Nairobi-based political writer Barrack Muluka agrees with Bruton, noting that opposition leader Riek Machar is also often missing from such discussions.

“We are witnessing a situation where the outsiders seem to be a lot more concerned about the peace process in South Sudan than the insiders,” said Muluka. “It’s imperative that both Salva Kiir and Riek Machar must be forced to come to the discussion table and, if need be, they must do that behind the threat of very heavy sanctions against themselves as individuals and their families, as well as their very close cronies.”

 

In the case of IGAD summits, only heads of state are invited — or their chosen officials if they cannot attend — along with representatives of regional and international organizations, on occasion. Rebels are never included on the official guest list, so Machar would not have been invited regardless.

Weber State University economics professor and African governance expert John Mukum Mbaku says Kiir’s absence does not augur well for fruitful discussions about South Sudan’s deteriorating security and humanitarian situation.

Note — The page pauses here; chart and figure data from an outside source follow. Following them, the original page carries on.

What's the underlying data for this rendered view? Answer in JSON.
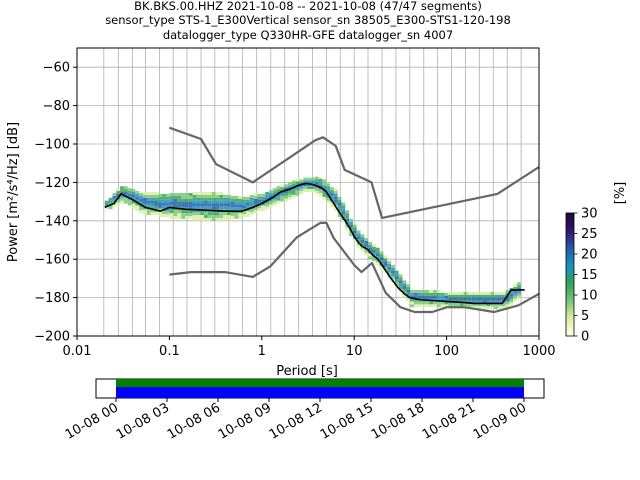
{
  "chart_data": {
    "type": "heatmap",
    "title_lines": [
      "BK.BKS.00.HHZ   2021-10-08 -- 2021-10-08  (47/47 segments)",
      "sensor_type STS-1_E300Vertical sensor_sn 38505_E300-STS1-120-198",
      "datalogger_type Q330HR-GFE datalogger_sn 4007"
    ],
    "xlabel": "Period [s]",
    "ylabel": "Power [m²/s⁴/Hz] [dB]",
    "xscale": "log",
    "xlim": [
      0.01,
      1000
    ],
    "ylim": [
      -200,
      -50
    ],
    "x_ticks": [
      {
        "value": 0.01,
        "label": "0.01"
      },
      {
        "value": 0.1,
        "label": "0.1"
      },
      {
        "value": 1,
        "label": "1"
      },
      {
        "value": 10,
        "label": "10"
      },
      {
        "value": 100,
        "label": "100"
      },
      {
        "value": 1000,
        "label": "1000"
      }
    ],
    "y_ticks": [
      {
        "value": -60,
        "label": "−60"
      },
      {
        "value": -80,
        "label": "−80"
      },
      {
        "value": -100,
        "label": "−100"
      },
      {
        "value": -120,
        "label": "−120"
      },
      {
        "value": -140,
        "label": "−140"
      },
      {
        "value": -160,
        "label": "−160"
      },
      {
        "value": -180,
        "label": "−180"
      },
      {
        "value": -200,
        "label": "−200"
      }
    ],
    "vertical_grid_periods": [
      0.0195,
      0.028,
      0.04,
      0.055,
      0.078,
      0.11,
      0.155,
      0.22,
      0.31,
      0.44,
      0.62,
      0.88,
      1.25,
      1.77,
      2.5,
      3.54,
      5.0,
      7.07,
      10,
      14.1,
      20,
      28.3,
      40,
      56.6,
      80,
      113,
      160,
      226,
      320,
      453,
      640
    ],
    "series": [
      {
        "name": "NHNM",
        "role": "noise-model",
        "color": "#666666",
        "points": [
          [
            0.1,
            -91.5
          ],
          [
            0.22,
            -97.4
          ],
          [
            0.32,
            -110.5
          ],
          [
            0.8,
            -120
          ],
          [
            3.8,
            -98
          ],
          [
            4.6,
            -96.5
          ],
          [
            6.3,
            -101
          ],
          [
            7.9,
            -113.5
          ],
          [
            15.4,
            -120
          ],
          [
            20,
            -138.5
          ],
          [
            354.8,
            -126
          ],
          [
            1000,
            -112
          ]
        ]
      },
      {
        "name": "NLNM",
        "role": "noise-model",
        "color": "#666666",
        "points": [
          [
            0.1,
            -168
          ],
          [
            0.17,
            -166.7
          ],
          [
            0.4,
            -166.7
          ],
          [
            0.8,
            -169.2
          ],
          [
            1.24,
            -163.7
          ],
          [
            2.4,
            -148.6
          ],
          [
            4.3,
            -141.1
          ],
          [
            5.0,
            -141.1
          ],
          [
            6.0,
            -149
          ],
          [
            10,
            -163
          ],
          [
            12,
            -166.7
          ],
          [
            15.6,
            -162
          ],
          [
            21.9,
            -177.5
          ],
          [
            31.6,
            -185
          ],
          [
            45,
            -187.5
          ],
          [
            70,
            -187.5
          ],
          [
            101,
            -185
          ],
          [
            154,
            -185
          ],
          [
            328,
            -187.5
          ],
          [
            600,
            -184
          ],
          [
            1000,
            -178
          ]
        ]
      },
      {
        "name": "mode",
        "role": "mode-line",
        "color": "#000000",
        "points": [
          [
            0.02,
            -133
          ],
          [
            0.025,
            -131
          ],
          [
            0.03,
            -126
          ],
          [
            0.04,
            -129
          ],
          [
            0.055,
            -133
          ],
          [
            0.08,
            -135
          ],
          [
            0.1,
            -133
          ],
          [
            0.15,
            -134
          ],
          [
            0.25,
            -134.5
          ],
          [
            0.4,
            -135
          ],
          [
            0.6,
            -135
          ],
          [
            0.8,
            -133
          ],
          [
            1.0,
            -131
          ],
          [
            1.3,
            -128
          ],
          [
            1.6,
            -125
          ],
          [
            2.0,
            -123.5
          ],
          [
            2.5,
            -121.5
          ],
          [
            3.0,
            -120.5
          ],
          [
            3.5,
            -121
          ],
          [
            4.0,
            -122
          ],
          [
            4.5,
            -123
          ],
          [
            5.0,
            -125
          ],
          [
            5.5,
            -128
          ],
          [
            6.0,
            -131
          ],
          [
            7.0,
            -136
          ],
          [
            8.0,
            -140
          ],
          [
            9.0,
            -144
          ],
          [
            10,
            -148
          ],
          [
            11,
            -151
          ],
          [
            12,
            -153
          ],
          [
            14,
            -155
          ],
          [
            16,
            -158
          ],
          [
            18,
            -160
          ],
          [
            20,
            -163
          ],
          [
            25,
            -170
          ],
          [
            30,
            -175
          ],
          [
            35,
            -178
          ],
          [
            40,
            -180
          ],
          [
            50,
            -181
          ],
          [
            70,
            -181.5
          ],
          [
            100,
            -182
          ],
          [
            150,
            -182.5
          ],
          [
            200,
            -183
          ],
          [
            300,
            -183
          ],
          [
            400,
            -183
          ],
          [
            500,
            -176
          ],
          [
            700,
            -176
          ]
        ]
      }
    ],
    "density_band": {
      "description_points": [
        [
          0.02,
          -134,
          -130
        ],
        [
          0.03,
          -130,
          -122
        ],
        [
          0.05,
          -136,
          -126
        ],
        [
          0.1,
          -138,
          -126
        ],
        [
          0.3,
          -140,
          -126
        ],
        [
          0.6,
          -138,
          -128
        ],
        [
          1.0,
          -134,
          -126
        ],
        [
          2.0,
          -128,
          -120
        ],
        [
          3.0,
          -124,
          -118
        ],
        [
          4.0,
          -126,
          -118
        ],
        [
          6.0,
          -134,
          -124
        ],
        [
          10,
          -152,
          -144
        ],
        [
          20,
          -166,
          -158
        ],
        [
          40,
          -184,
          -176
        ],
        [
          100,
          -185,
          -178
        ],
        [
          400,
          -186,
          -178
        ],
        [
          600,
          -180,
          -172
        ]
      ]
    },
    "colorbar": {
      "label": "[%]",
      "min": 0,
      "max": 30,
      "ticks": [
        {
          "value": 0,
          "label": "0"
        },
        {
          "value": 5,
          "label": "5"
        },
        {
          "value": 10,
          "label": "10"
        },
        {
          "value": 15,
          "label": "15"
        },
        {
          "value": 20,
          "label": "20"
        },
        {
          "value": 25,
          "label": "25"
        },
        {
          "value": 30,
          "label": "30"
        }
      ],
      "colors": [
        "#ffffe5",
        "#d9f0a3",
        "#78c679",
        "#31a354",
        "#1d91c0",
        "#225ea8",
        "#3b0f70",
        "#1a0a33"
      ]
    },
    "timeline": {
      "type": "coverage-bars",
      "start": "10-08 00",
      "end": "10-09 00",
      "data_color": "#008000",
      "gaps_color": "#0000ff",
      "ticks": [
        "10-08 00",
        "10-08 03",
        "10-08 06",
        "10-08 09",
        "10-08 12",
        "10-08 15",
        "10-08 18",
        "10-08 21",
        "10-09 00"
      ]
    }
  }
}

“Without Kiir at the meeting, it would be quite difficult for the summit to provide the necessary foundation for peace and security in the country,” said Mbaku.

Bruton, however, argues that using the 2015 peace agreement as a starting point for solving South Sudan’s current problems is ill-advised.

“Well, this is a document that’s almost two years old, and has not done a whit of good in solving the conflict and reducing the level of violence. It’s basically completely defunct, nobody has honored it, it hasn’t worked, and I think the reliance on the document instead of trying to seek new solutions is a sign of pretty ineffective thinking, frankly,” she said.

Muluka says that he believes such summits can yield results, but only if conducted properly.

“We must give credit to the summits because it was out of the summits that the Comprehensive Peace Agreement [CPA] was eventually reached; it was out of the initiative of summits that eventually the referendum did take place,” said Muluka. “But if the summits are going to play softball with these people who are basically warlords, then we are not going to get anywhere.”